Using Ensaio in your project
Contents
Using Ensaio in your project¶
One of the main use cases of Ensaio is to provide reproducible and easy-to-access data for the documentation of other Python projects. These are a few tips and tricks for using Ensaio in your own project.
Explicitly set data versions¶
New version of each dataset may be included in new Ensaio releases. We’ll do our very best to always keep the older data versions available as well to avoid breaking existing tutorials and documentation.
We recommend always explicitly setting the data version when fetching a dataset:
import ensaio
fname = ensaio.fetch_southern_africa_gravity(version=1)
This way, your documentation/tutorial should still use the same data (and hopefully still produce the same result) even if new versions of Ensaio are installed. Otherwise, people going through older examples with newer versions of Ensaio could get different results (or worse, broken code).
Tip
We still recommend updating to the latest data versions in new tutorials and documentation whenever you can.

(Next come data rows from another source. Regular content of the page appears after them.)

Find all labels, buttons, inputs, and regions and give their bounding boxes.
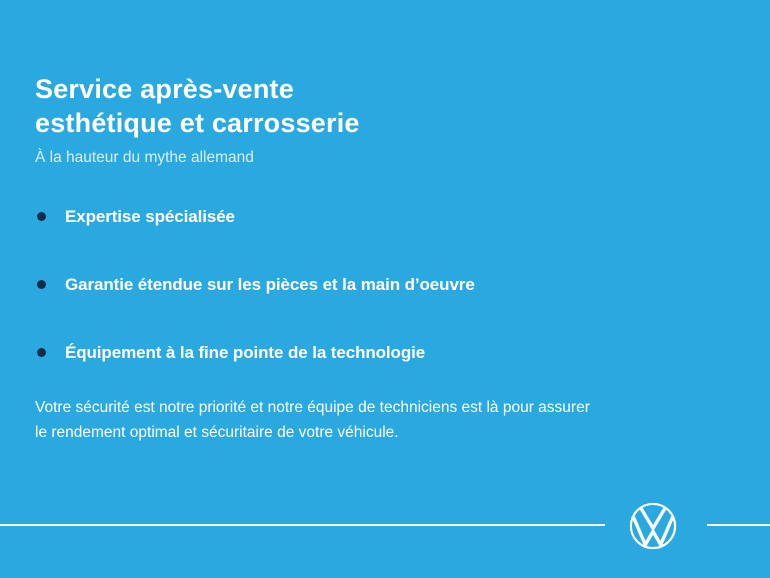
bullet-icon — [37, 348, 46, 357]
feature-list — [35, 205, 475, 409]
subtitle: À la hauteur du mythe allemand — [35, 149, 254, 166]
list-item-label: Expertise spécialisée — [65, 207, 235, 226]
bullet-icon — [37, 212, 46, 221]
page-title — [35, 72, 360, 140]
title-line-2: esthétique et carrosserie — [35, 108, 360, 138]
list-item — [35, 341, 475, 364]
footer-divider-right — [707, 524, 770, 526]
bullet-icon — [37, 280, 46, 289]
title-line-1: Service après-vente — [35, 74, 294, 104]
list-item-label: Garantie étendue sur les pièces et la main d’oeuvre — [65, 275, 475, 294]
body-paragraph — [35, 395, 590, 445]
list-item-label: Équipement à la fine pointe de la technologie — [65, 343, 426, 362]
body-line-2: le rendement optimal et sécuritaire de votre véhicule. — [35, 424, 399, 441]
volkswagen-logo-icon — [629, 502, 677, 550]
footer-divider-left — [0, 524, 605, 526]
list-item — [35, 273, 475, 296]
body-line-1: Votre sécurité est notre priorité et notre équipe de techniciens est là pour assurer — [35, 399, 590, 416]
list-item — [35, 205, 475, 228]
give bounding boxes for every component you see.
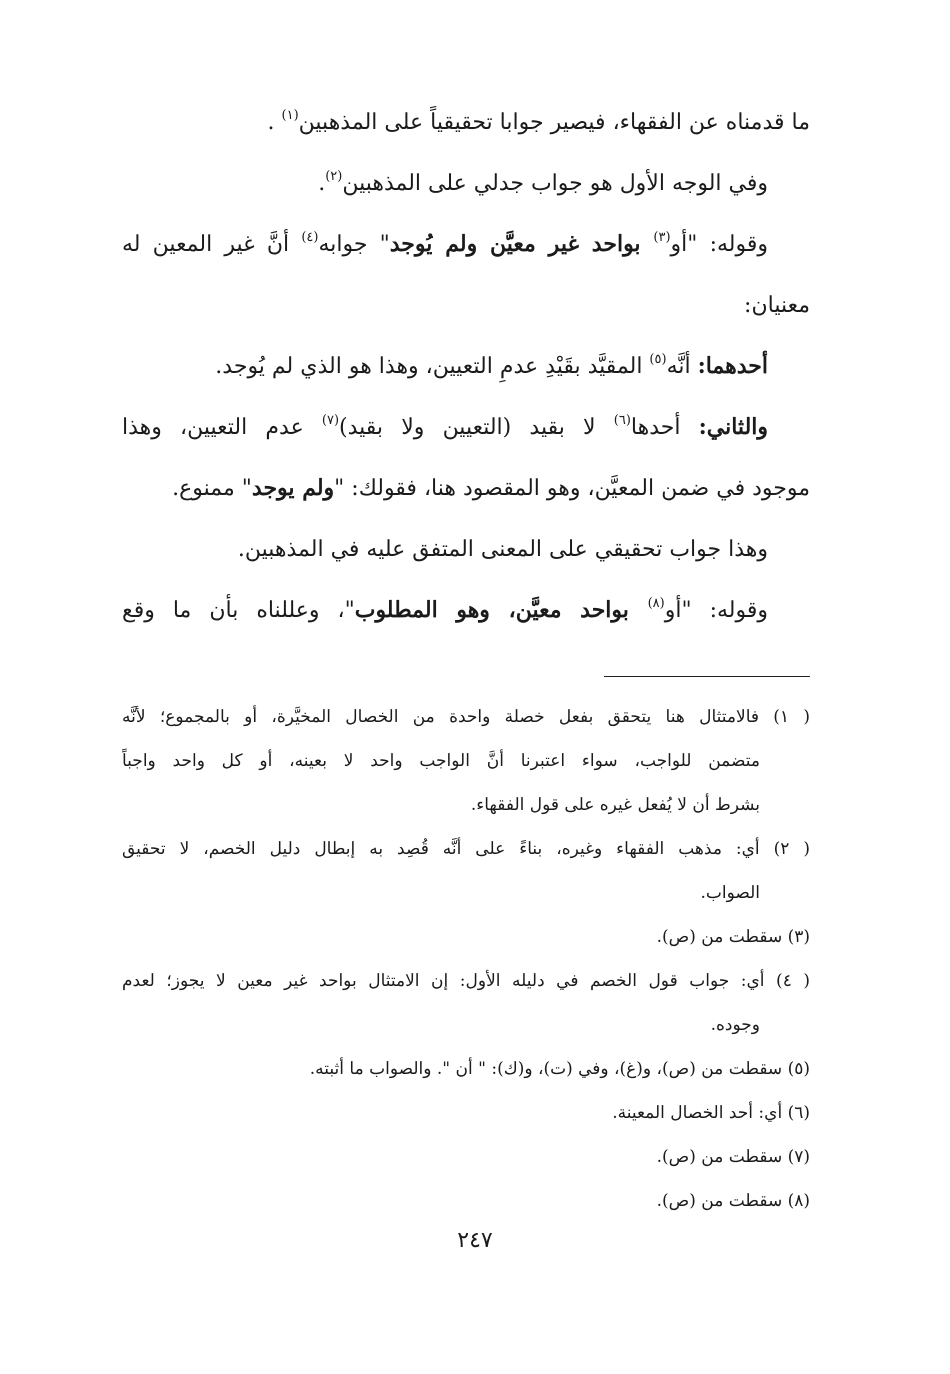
footnote-ref-6[interactable]: (٦) <box>613 412 631 428</box>
paragraph-2: وفي الوجه الأول هو جواب جدلي على المذهبين$^{(٢)}$. <box>318 168 768 196</box>
footnote-ref-2[interactable]: (٢) <box>325 168 343 184</box>
footnote-3: (٣) سقطت من (ص). <box>656 927 810 947</box>
footnote-1-line-2: متضمن للواجب، سواء اعتبرنا أنَّ الواجب واحد لا بعينه، أو كل واحد واجباً <box>122 751 760 771</box>
main-text <box>122 92 810 641</box>
footnote-2: ( ٢) أي: مذهب الفقهاء وغيره، بناءً على أنَّه قُصِد به إبطال دليل الخصم، لا تحقيق <box>122 839 810 859</box>
page-number: ٢٤٧ <box>457 1228 493 1253</box>
paragraph-7: وقوله: "أو$^{(٨)}$ بواحد معيَّن، وهو المطلوب"، وعللناه بأن ما وقع <box>122 595 768 623</box>
paragraph-3: وقوله: "أو$^{(٣)}$ بواحد غير معيَّن ولم يُوجد" جوابه$^{(٤)}$ أنَّ غير المعين له <box>122 229 768 257</box>
footnote-4-line-2: وجوده. <box>710 1015 760 1035</box>
footnote-ref-3[interactable]: (٣) <box>653 229 671 245</box>
paragraph-3-continuation: معنيان: <box>744 293 810 318</box>
footnote-ref-4[interactable]: (٤) <box>301 229 319 245</box>
footnote-4: ( ٤) أي: جواب قول الخصم في دليله الأول: إن الامتثال بواحد غير معين لا يجوز؛ لعدم <box>122 971 810 991</box>
footnote-7: (٧) سقطت من (ص). <box>656 1147 810 1167</box>
quoted-phrase: بواحد غير معيَّن ولم يُوجد <box>389 231 654 257</box>
quoted-phrase: بواحد معيَّن، وهو المطلوب <box>354 597 648 623</box>
footnote-5: (٥) سقطت من (ص)، و(غ)، وفي (ت)، و(ك): " أن ". والصواب ما أثبته. <box>309 1059 810 1079</box>
footnote-separator <box>604 676 810 677</box>
paragraph-6: وهذا جواب تحقيقي على المعنى المتفق عليه في المذهبين. <box>237 537 768 562</box>
footnote-1-line-3: بشرط أن لا يُفعل غيره على قول الفقهاء. <box>470 795 760 815</box>
quoted-phrase: ولم يوجد <box>251 475 335 501</box>
heading-first: أحدهما: <box>697 353 768 379</box>
footnote-8: (٨) سقطت من (ص). <box>656 1191 810 1211</box>
footnote-1: ( ١) فالامتثال هنا يتحقق بفعل خصلة واحدة من الخصال المخيَّرة، أو بالمجموع؛ لأنَّه <box>122 707 810 727</box>
footnote-6: (٦) أي: أحد الخصال المعينة. <box>612 1103 810 1123</box>
paragraph-4: أحدهما: أنَّه$^{(٥)}$ المقيَّد بقَيْدِ عدمِ التعيين، وهذا هو الذي لم يُوجد. <box>215 351 768 379</box>
heading-second: والثاني: <box>698 414 769 440</box>
paragraph-5: والثاني: أحدها$^{(٦)}$ لا بقيد (التعيين ولا بقيد)$^{(٧)}$ عدم التعيين، وهذا <box>122 412 769 440</box>
footnote-ref-7[interactable]: (٧) <box>321 412 340 428</box>
paragraph-1: ما قدمناه عن الفقهاء، فيصير جوابا تحقيقياً على المذهبين$^{(١)}$ . <box>267 107 810 135</box>
footnote-ref-8[interactable]: (٨) <box>647 595 665 611</box>
footnote-2-line-2: الصواب. <box>700 883 760 903</box>
footnote-ref-1[interactable]: (١) <box>281 107 299 123</box>
footnote-ref-5[interactable]: (٥) <box>649 351 667 367</box>
footnotes <box>122 695 810 1223</box>
paragraph-5-continuation: موجود في ضمن المعيَّن، وهو المقصود هنا، فقولك: "ولم يوجد" ممنوع. <box>172 475 810 501</box>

Download from GitHub on CI¶
By default, the data sources for Ensaio are the archives with the given DOIs
for each dataset (usually
Zenodo).
Alternatively, you can ask Ensaio to download from the GitHub release of each
dataset by setting the environment variable ENSAIO_DATA_FROM_GITHUB=true
.
We recommend using the environment variable when running on continuous integration (CI). This will minimize the load that is placed on public data servers like Zenodo. When using GitHub Actions, this may even make the downloads much faster since the data source is likely physically closer to the CI infrastructure.